О чем говорили дед с внуком (а говорили они долго) монах не узнал. Митя не стал рассказывать. После встречи с дедом он пришел и молча уселся за стол. Отец Ипат не выказал никакого любопытства, долго не поднимал головы от своей писанины, наконец проворчал:
— Ну, чего выторговал?
— Думаешь, выторговал?
— По тебе вижу.
— Выторговал. Только...
— Что — только?
— Он без тебя не берет.
— Ааа! А ты все-таки без меня думал?
— А что ж, раз ты не хочешь.
— Ххе! Мое хочешь — не хочешь, пока из тебя человека не сделаю, ничего не значит, и на печи мне до той поры не сидеть.

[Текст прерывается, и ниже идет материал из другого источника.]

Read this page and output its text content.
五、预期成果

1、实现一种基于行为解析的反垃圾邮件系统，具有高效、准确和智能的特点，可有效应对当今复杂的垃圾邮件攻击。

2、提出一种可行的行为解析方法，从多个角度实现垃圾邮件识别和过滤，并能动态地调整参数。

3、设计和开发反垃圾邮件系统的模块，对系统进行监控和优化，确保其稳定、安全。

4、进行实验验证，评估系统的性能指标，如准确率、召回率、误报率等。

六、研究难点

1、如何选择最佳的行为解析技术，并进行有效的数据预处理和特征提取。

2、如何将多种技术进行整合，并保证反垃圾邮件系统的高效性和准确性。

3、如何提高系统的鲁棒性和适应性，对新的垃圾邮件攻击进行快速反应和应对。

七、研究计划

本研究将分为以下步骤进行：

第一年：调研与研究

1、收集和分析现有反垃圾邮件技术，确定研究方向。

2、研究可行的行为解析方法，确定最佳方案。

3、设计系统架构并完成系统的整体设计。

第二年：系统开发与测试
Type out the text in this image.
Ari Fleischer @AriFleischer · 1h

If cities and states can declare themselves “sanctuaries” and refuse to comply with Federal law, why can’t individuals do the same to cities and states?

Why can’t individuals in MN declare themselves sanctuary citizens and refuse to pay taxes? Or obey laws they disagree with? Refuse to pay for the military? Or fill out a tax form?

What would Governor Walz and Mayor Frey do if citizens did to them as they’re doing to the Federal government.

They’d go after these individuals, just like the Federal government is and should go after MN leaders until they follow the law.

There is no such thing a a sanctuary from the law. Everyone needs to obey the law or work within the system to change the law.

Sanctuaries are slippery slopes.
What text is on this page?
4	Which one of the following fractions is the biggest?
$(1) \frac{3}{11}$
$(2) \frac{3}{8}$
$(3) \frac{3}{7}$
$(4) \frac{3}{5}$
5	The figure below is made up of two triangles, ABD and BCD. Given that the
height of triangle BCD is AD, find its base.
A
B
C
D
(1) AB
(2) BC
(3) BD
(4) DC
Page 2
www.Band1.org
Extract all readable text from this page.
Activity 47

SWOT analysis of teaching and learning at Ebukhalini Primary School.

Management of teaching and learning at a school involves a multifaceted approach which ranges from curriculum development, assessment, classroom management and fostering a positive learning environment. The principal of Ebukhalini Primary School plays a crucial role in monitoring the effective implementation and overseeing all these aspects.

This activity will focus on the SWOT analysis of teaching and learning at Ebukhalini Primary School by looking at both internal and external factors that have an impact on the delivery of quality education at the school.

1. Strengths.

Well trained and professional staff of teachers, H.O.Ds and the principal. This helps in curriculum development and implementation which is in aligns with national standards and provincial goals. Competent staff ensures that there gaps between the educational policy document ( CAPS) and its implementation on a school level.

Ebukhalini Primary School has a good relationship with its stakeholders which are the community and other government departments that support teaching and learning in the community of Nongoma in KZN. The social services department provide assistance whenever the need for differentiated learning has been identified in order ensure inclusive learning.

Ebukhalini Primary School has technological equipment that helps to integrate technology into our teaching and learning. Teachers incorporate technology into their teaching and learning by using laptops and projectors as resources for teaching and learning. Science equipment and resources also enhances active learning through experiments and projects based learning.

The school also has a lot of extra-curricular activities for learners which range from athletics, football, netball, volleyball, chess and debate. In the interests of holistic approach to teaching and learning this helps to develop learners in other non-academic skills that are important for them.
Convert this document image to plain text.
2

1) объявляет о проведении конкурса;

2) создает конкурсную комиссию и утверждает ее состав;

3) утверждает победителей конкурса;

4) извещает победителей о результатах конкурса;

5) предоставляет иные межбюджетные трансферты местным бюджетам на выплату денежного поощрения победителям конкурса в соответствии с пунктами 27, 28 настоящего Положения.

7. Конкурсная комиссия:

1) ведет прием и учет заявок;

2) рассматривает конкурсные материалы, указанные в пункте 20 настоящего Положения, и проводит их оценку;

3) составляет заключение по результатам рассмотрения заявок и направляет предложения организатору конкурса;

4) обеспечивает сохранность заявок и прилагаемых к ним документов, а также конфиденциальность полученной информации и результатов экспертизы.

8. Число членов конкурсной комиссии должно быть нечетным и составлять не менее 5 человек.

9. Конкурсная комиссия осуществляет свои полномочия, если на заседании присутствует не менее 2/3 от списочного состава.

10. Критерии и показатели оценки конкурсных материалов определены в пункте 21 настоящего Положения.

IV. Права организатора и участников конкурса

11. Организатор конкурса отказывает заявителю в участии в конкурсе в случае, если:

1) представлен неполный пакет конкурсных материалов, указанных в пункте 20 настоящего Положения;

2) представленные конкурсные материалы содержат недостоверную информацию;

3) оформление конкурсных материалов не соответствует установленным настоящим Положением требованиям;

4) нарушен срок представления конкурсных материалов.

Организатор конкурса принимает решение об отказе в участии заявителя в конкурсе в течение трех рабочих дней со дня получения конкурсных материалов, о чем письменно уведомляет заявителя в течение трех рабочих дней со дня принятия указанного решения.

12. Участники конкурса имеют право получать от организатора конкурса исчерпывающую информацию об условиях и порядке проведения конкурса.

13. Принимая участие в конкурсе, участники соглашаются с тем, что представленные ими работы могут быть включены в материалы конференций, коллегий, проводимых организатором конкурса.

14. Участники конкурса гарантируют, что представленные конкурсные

— Так ты, значит, что?! Пойдешь?! — Глаза мальчика вспыхивают, он вскакивает, хватает монаха за руки, он с радостью бросился бы к нему и на шею, но воину, собирающемуся в поход, это вроде как-то не пристало...
* * *
Поход, однако, начался некрасиво, нестройно, то есть, совсем не так, как ожидал Митя.
Бобер повел было полк к Луцку, на соединение с Любартом, но буквально через час после выступления прискакал запоздавший гонец, привез приказ: на соединение с основными силами не ходить, следовать отдельно, скрытно, по болотам (чего-чего, а болот южней Припяти хватало, даже слишком, и не многие разведчики Бобра знали по ним все тропы) и выходить на соединение с Любартом аж северо-западнее Владимира в условленном месте.
Бобер чертыхнулся — больше пятидесяти верст по болотам! Обоз пришлось вернуть почти весь — не пройдет, оставили десяток арб — двуколок с огромными колесами, этим и болота под силу.
Лошади вязли, шесть утонуло, местами приходилось идти след, в след, по одному, а арбы тащить почти на руках. Для девяти сотен это было очень долго, нудно, тягостно.